Earlier last weekend, the DeFi world was jolted by the news that Curve Finance, a prominent stablecoin exchange at the heart of Ethereum's decentralized finance ecosystem, had fallen victim to a significant exploit. Unlike traditional financial services that rely on intermediaries, Curve leverages smart contracts to offer a wide range of financial services, including stablecoin borrowing, trading, and lending, providing users with the opportunity to earn annual yields of up to 4% by participating in various pools on the platform.
The exploit, reportedly due to a "re-entrancy" bug present in Vyper, a programming language that powers certain aspects of Curve's system, dealt a severe blow to the platform. The exploit revealed a vulnerability that hackers swiftly exploited to drain several stablecoin pools, critically impacting the pricing and liquidity for numerous DeFi services. This security flaw allowed attackers to repeatedly trick the smart contract by making multiple calls to the protocol, enabling them to pilfer assets undetected. The affected pools included crv/eth, aleth/eth, mseth/eth, and peth/eth. Although the exact extent of the damage was initially uncertain, blockchain auditing firm BlockSec estimated that losses amounted to over $42 million in its preliminary analysis.
Tarun Chitra, the CEO and founder of Gauntlet, a crypto risk modeling firm, estimated that the hacker managed to abscond with around $20 million worth of CRV and a version of ether, adding to the gravity of the situation.
In the aftermath of the exploit, Curve Finance, along with other impacted projects, chose an unconventional path to recover the stolen assets. They extended an offer to the hackers, proposing a 10% bounty in exchange for returning the remaining tokens. An on-chain message, directed to the hacker's Ethereum address, conveyed this offer on behalf of Curve, Metronome, and Alchemix.
The trio assured the hacker that if they complied and returned the stolen funds before the deadline of August 6, 0800 UTC, there would be no further pursuit or legal action. Instead, the bounty would act as a reward for the hacker's cooperation.

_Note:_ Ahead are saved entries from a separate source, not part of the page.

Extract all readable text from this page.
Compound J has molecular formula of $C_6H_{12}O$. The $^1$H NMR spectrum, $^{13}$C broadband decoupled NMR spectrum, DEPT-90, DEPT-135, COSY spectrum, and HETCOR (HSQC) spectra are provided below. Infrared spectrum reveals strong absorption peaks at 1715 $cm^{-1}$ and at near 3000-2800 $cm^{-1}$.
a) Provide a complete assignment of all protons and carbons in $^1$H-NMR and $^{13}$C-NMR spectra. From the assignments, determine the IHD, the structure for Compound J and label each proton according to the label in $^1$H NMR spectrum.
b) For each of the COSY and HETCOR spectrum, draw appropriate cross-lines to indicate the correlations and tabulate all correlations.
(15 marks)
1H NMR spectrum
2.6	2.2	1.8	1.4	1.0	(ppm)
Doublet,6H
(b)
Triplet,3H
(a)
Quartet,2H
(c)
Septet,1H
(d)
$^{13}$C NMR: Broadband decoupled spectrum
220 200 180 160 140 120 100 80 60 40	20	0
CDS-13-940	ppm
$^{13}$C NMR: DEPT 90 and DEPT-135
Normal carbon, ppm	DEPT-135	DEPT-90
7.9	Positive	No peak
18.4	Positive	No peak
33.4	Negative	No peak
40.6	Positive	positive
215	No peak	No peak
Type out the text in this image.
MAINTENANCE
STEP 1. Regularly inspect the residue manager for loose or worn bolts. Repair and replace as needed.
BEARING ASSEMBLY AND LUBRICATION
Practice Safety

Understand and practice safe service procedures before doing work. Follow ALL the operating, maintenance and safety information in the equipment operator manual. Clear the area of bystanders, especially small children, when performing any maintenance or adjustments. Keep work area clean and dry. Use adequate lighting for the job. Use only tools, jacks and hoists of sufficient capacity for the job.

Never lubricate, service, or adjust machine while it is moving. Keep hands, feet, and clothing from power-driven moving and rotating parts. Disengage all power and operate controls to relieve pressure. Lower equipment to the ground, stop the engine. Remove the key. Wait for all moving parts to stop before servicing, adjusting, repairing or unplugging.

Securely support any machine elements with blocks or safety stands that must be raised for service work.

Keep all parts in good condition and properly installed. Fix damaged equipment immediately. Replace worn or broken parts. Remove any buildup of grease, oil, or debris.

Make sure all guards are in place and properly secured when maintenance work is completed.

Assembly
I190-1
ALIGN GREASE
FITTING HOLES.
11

However, if the hacker refused to comply, the bounty would then transform into a vigilante payout for anyone providing information leading to the hacker's identification, arrest, and conviction. The impacted projects made it unequivocally clear that they would employ all legal means to recover the assets.
"We will pursue you from all angles with the full extent of the law," – Curve, Metronome and Alchemix How ominous
Return Of The Crypto
In an unexpected twist, the hacker responsible for the $61 million exploit engaged in talks with Alchemix, one of the affected projects, and commenced returning the stolen assets. Blockchain data corroborated this development, revealing that the hacker transferred 4,820 ether (ETH) amounting to approximately $8.9 million to Alchemix's multisig wallet.
This encouraging turn of events kindled hope among the impacted projects that most of the stolen assets could potentially be recovered. Notably, the hacker's cooperation followed Curve Finance and other affected platforms' offer of a 10% bounty to encourage asset return by the end of the week. The news of the returned assets had a positive impact on CRV, Curve's governance token, leading to a 5% surge during the day. The incident stands as one of the most dramatic crypto exploits witnessed in 2023, emphasizing the determination of DeFi projects to reclaim stolen funds and fortify the ecosystem against vulnerabilities.
In related news, Curve Finance founder Michael Egorov is now under considerable pressure to address his $80 million in on-chain debt following the recent drop in the price of the Curve (CRV) token and the exploit that impacted the platform. In a bid to alleviate the financial burden, Egorov has initiated a new round of over-the-counter (OTC) sales of CRV tokens, successfully selling 25 million CRV tokens for $10 million through Wintermute Trading in two transactions.
These OTC deals have allowed Egorov to make progress in paying down his borrows from various entities such as Aave, Abracadabra, FraxLend, and Inverse Finance. However, the debt is still significant, and the founder is wary of potential contagion risks if the CRV token's price drops further. Fearful of a scenario where CRV's price hits $0.368, DeFi risk management firm Gauntlet has raised concerns about Aave potentially needing to sell Egorov's CRV collateral into a low-liquidity market, which could be risky.
Despite these challenges, the price of CRV has shown some resilience after experiencing a decline of more than 20% since the recent exploit, with CRV’s price having recently risen to $0.61 at the time of writing following the news of the hacker potentially returning the stolen funds from the exploit.